A expressão metafórica ―borboletas no estômago‖ é muito utilizada para referenciar um efeito de sentido de quando se está apaixonada (o). Essa possível relação entre corpo e mente, contudo, não é algo que determine o encontro do amor verdadeiro, mas um fenômeno ligado à atração sexual que não necessariamente implica na existência de romance.

Segundo o psiquiatra e neurocientista Daniel Amen (2020),

o estômago é estimulado por um nervo e se apaixonar ou se interessar por alguém desperta o sistema de prazer que causa respostas no corpo. O coração começa a bater mais forte, as mãos ficam frias e suadas e o foco no objeto, pessoa de interesse, fica ampliado. Seu sistema límbico ou emocional ativa o nervo vagus que vai do cérebro ao estômago. As borboletas no estômago significam que você está estressado e motivado a fazer algo ou ver a pessoa novamente. Como a dopamina é o primeiro neurotransmissor a se manifestar quando você vê alguém atraente, a pessoa, então, fica extremamente focada e excitada.

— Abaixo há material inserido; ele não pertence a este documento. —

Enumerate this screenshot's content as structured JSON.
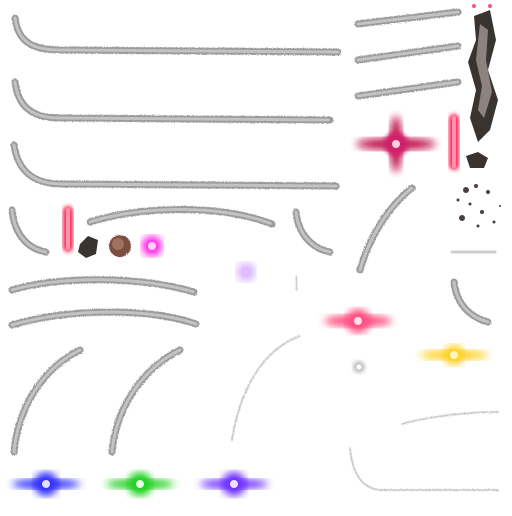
{
  "sheet": {
    "title": "",
    "background": "#ffffff"
  },
  "colors": {
    "streak_dark": "#7a7a7a",
    "streak_light": "#c8c8c8",
    "rock": "#3a3431",
    "rock_light": "#8c8380",
    "dirt": "#7a5040",
    "magenta": "#ff1fe0",
    "violet": "#b060ff",
    "crimson": "#c0104a",
    "red": "#ff2050",
    "pink": "#ff5080",
    "gold": "#ffd020",
    "blue": "#3030ff",
    "green": "#20d020",
    "purple": "#7030ff"
  },
  "sprites": {
    "slash_trails": "slash-trail",
    "flares": [
      "crimson-star-flare",
      "pink-lens-flare",
      "gold-lens-flare",
      "blue-lens-flare",
      "green-lens-flare",
      "purple-lens-flare"
    ],
    "orbs": [
      "magenta-orb",
      "violet-spark",
      "grey-ring"
    ],
    "debris": [
      "rock-column",
      "rock-chunk",
      "dirt-clump",
      "debris-scatter"
    ],
    "beams": [
      "red-beam-vertical",
      "red-beam-small"
    ]
  }
}
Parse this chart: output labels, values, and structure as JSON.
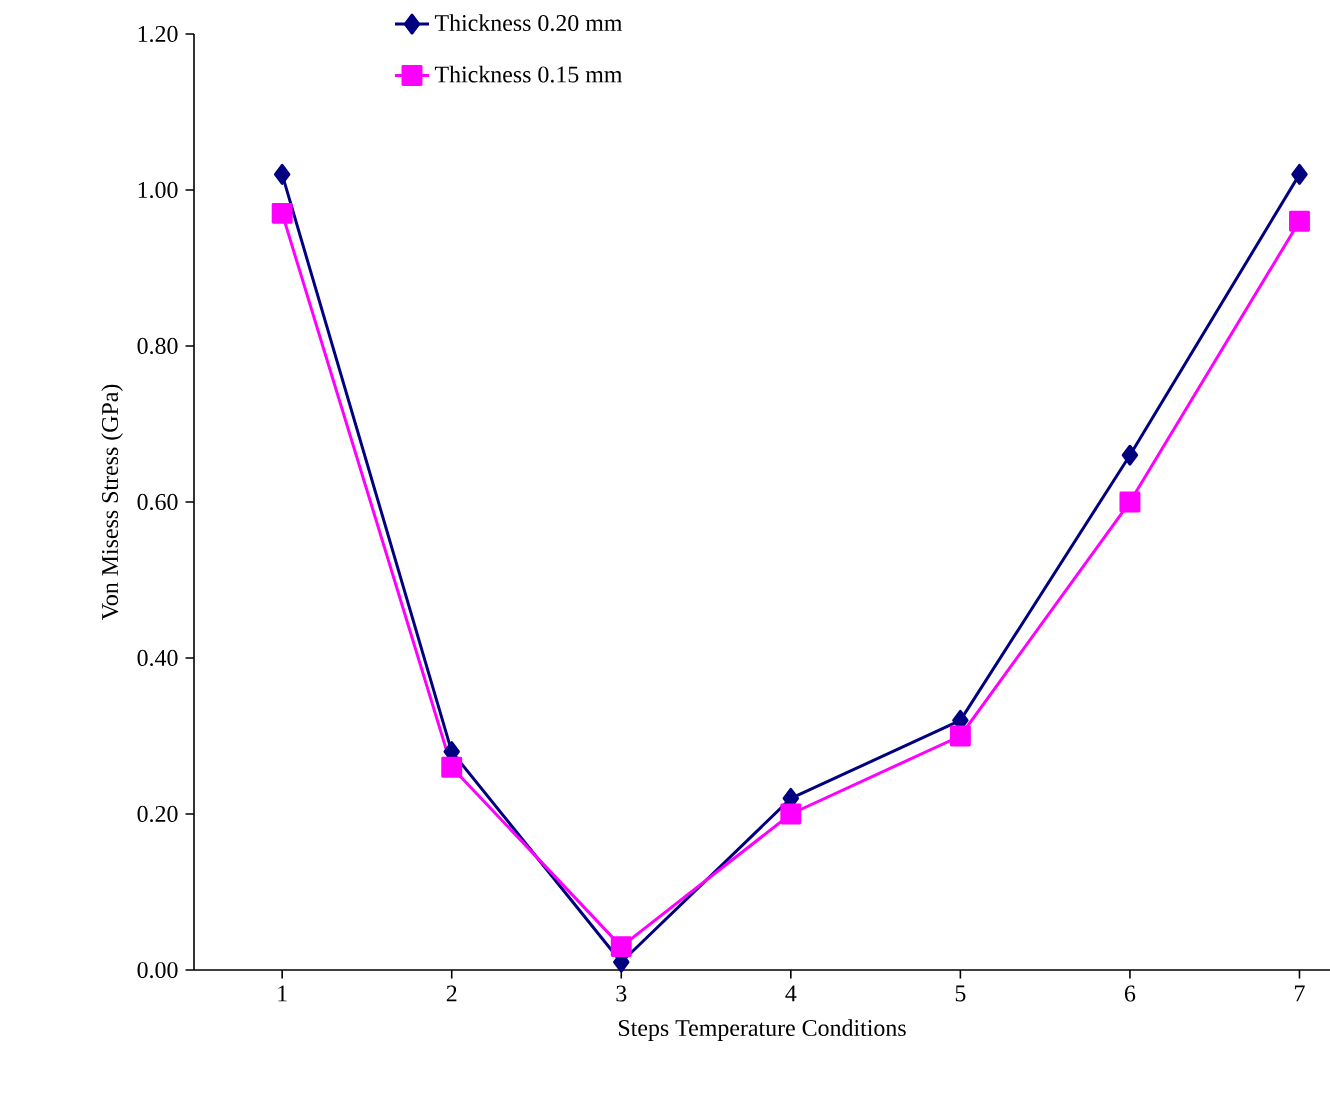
{
  "chart_data": {
    "type": "line",
    "xlabel": "Steps Temperature Conditions",
    "ylabel": "Von Misess Stress (GPa)",
    "categories": [
      "1",
      "2",
      "3",
      "4",
      "5",
      "6",
      "7"
    ],
    "series": [
      {
        "name": "Thickness 0.20 mm",
        "color": "#000080",
        "marker": "diamond",
        "values": [
          1.02,
          0.28,
          0.01,
          0.22,
          0.32,
          0.66,
          1.02
        ]
      },
      {
        "name": "Thickness 0.15 mm",
        "color": "#ff00ff",
        "marker": "square",
        "values": [
          0.97,
          0.26,
          0.03,
          0.2,
          0.3,
          0.6,
          0.96
        ]
      }
    ],
    "ylim": [
      0,
      1.2
    ],
    "yticks": [
      {
        "value": 0,
        "label": "0.00"
      },
      {
        "value": 0.2,
        "label": "0.20"
      },
      {
        "value": 0.4,
        "label": "0.40"
      },
      {
        "value": 0.6,
        "label": "0.60"
      },
      {
        "value": 0.8,
        "label": "0.80"
      },
      {
        "value": 1.0,
        "label": "1.00"
      },
      {
        "value": 1.2,
        "label": "1.20"
      }
    ],
    "grid": false,
    "legend": "top",
    "line_style": "solid"
  }
}
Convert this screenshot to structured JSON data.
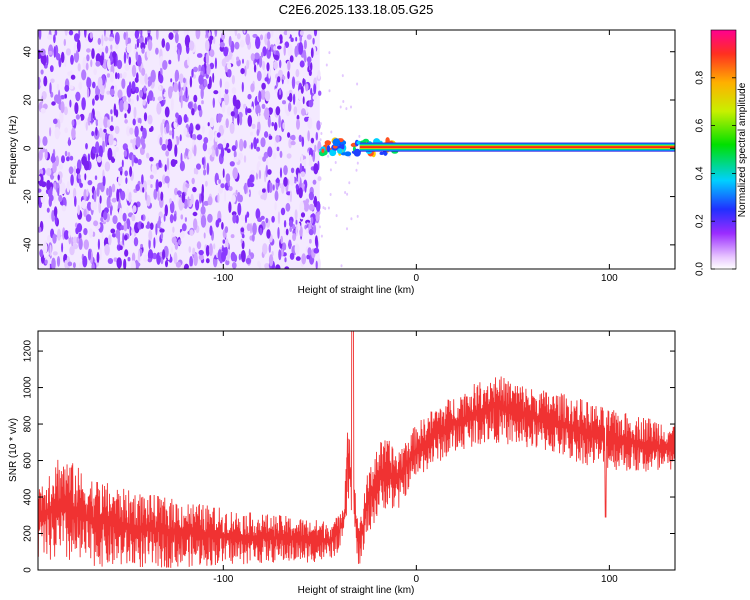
{
  "figure": {
    "title": "C2E6.2025.133.18.05.G25"
  },
  "chart_data": [
    {
      "type": "heatmap",
      "xlabel": "Height of straight line (km)",
      "ylabel": "Frequency (Hz)",
      "xlim": [
        -196,
        134
      ],
      "ylim": [
        -50,
        49
      ],
      "xticks": [
        -100,
        0,
        100
      ],
      "xtick_labels": [
        "-100",
        "0",
        "100"
      ],
      "yticks": [
        -40,
        -20,
        0,
        20,
        40
      ],
      "ytick_labels": [
        "-40",
        "-20",
        "0",
        "20",
        "40"
      ],
      "grid": false,
      "noise_region_x": [
        -196,
        -50
      ],
      "signal_line": {
        "frequency": 0.5,
        "x_start": -50,
        "x_end": 134
      },
      "colorbar": {
        "label": "Normalized spectral amplitude",
        "range": [
          0,
          1
        ],
        "ticks": [
          0.0,
          0.2,
          0.4,
          0.6,
          0.8
        ],
        "tick_labels": [
          "0.0",
          "0.2",
          "0.4",
          "0.6",
          "0.8"
        ],
        "colormap": "rainbow"
      }
    },
    {
      "type": "line",
      "xlabel": "Height of straight line (km)",
      "ylabel": "SNR (10 * v/v)",
      "xlim": [
        -196,
        134
      ],
      "ylim": [
        0,
        1310
      ],
      "xticks": [
        -100,
        0,
        100
      ],
      "xtick_labels": [
        "-100",
        "0",
        "100"
      ],
      "yticks": [
        0,
        200,
        400,
        600,
        800,
        1000,
        1200
      ],
      "ytick_labels": [
        "0",
        "200",
        "400",
        "600",
        "800",
        "1000",
        "1200"
      ],
      "grid": false,
      "color": "#f03232",
      "envelope": {
        "x": [
          -196,
          -185,
          -170,
          -150,
          -130,
          -110,
          -90,
          -70,
          -55,
          -45,
          -40,
          -37,
          -36,
          -34,
          -32,
          -31,
          -30,
          -28,
          -25,
          -20,
          -15,
          -10,
          -5,
          0,
          10,
          20,
          30,
          40,
          50,
          60,
          70,
          80,
          90,
          100,
          110,
          120,
          134
        ],
        "upper": [
          480,
          650,
          520,
          440,
          400,
          360,
          320,
          300,
          280,
          270,
          300,
          450,
          900,
          700,
          450,
          400,
          280,
          350,
          550,
          700,
          720,
          660,
          730,
          800,
          900,
          960,
          1020,
          1080,
          1040,
          1000,
          980,
          960,
          920,
          880,
          860,
          840,
          820
        ],
        "lower": [
          60,
          30,
          20,
          10,
          10,
          20,
          30,
          40,
          40,
          50,
          100,
          150,
          300,
          350,
          200,
          60,
          10,
          50,
          200,
          280,
          350,
          300,
          420,
          500,
          580,
          640,
          680,
          700,
          680,
          660,
          640,
          600,
          570,
          550,
          540,
          520,
          500
        ]
      },
      "peak": {
        "x": -33,
        "y": 1310
      },
      "notch": {
        "x": 98,
        "y": 290
      }
    }
  ]
}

Essas discursividades demonstram o interesse que a sexualidade desperta no campo das ciências em suas diferentes especificidades. A necessidade do saber impulsiona a explicação para quaisquer alterações do indivíduo, assumindo uma conotação ainda maior quando o assunto é sexualidade. São ações de biopoder que tentam controlar, sob a justificativa de evidências científicas, os dizeres e atitudes de uma população, gerando suas verdades.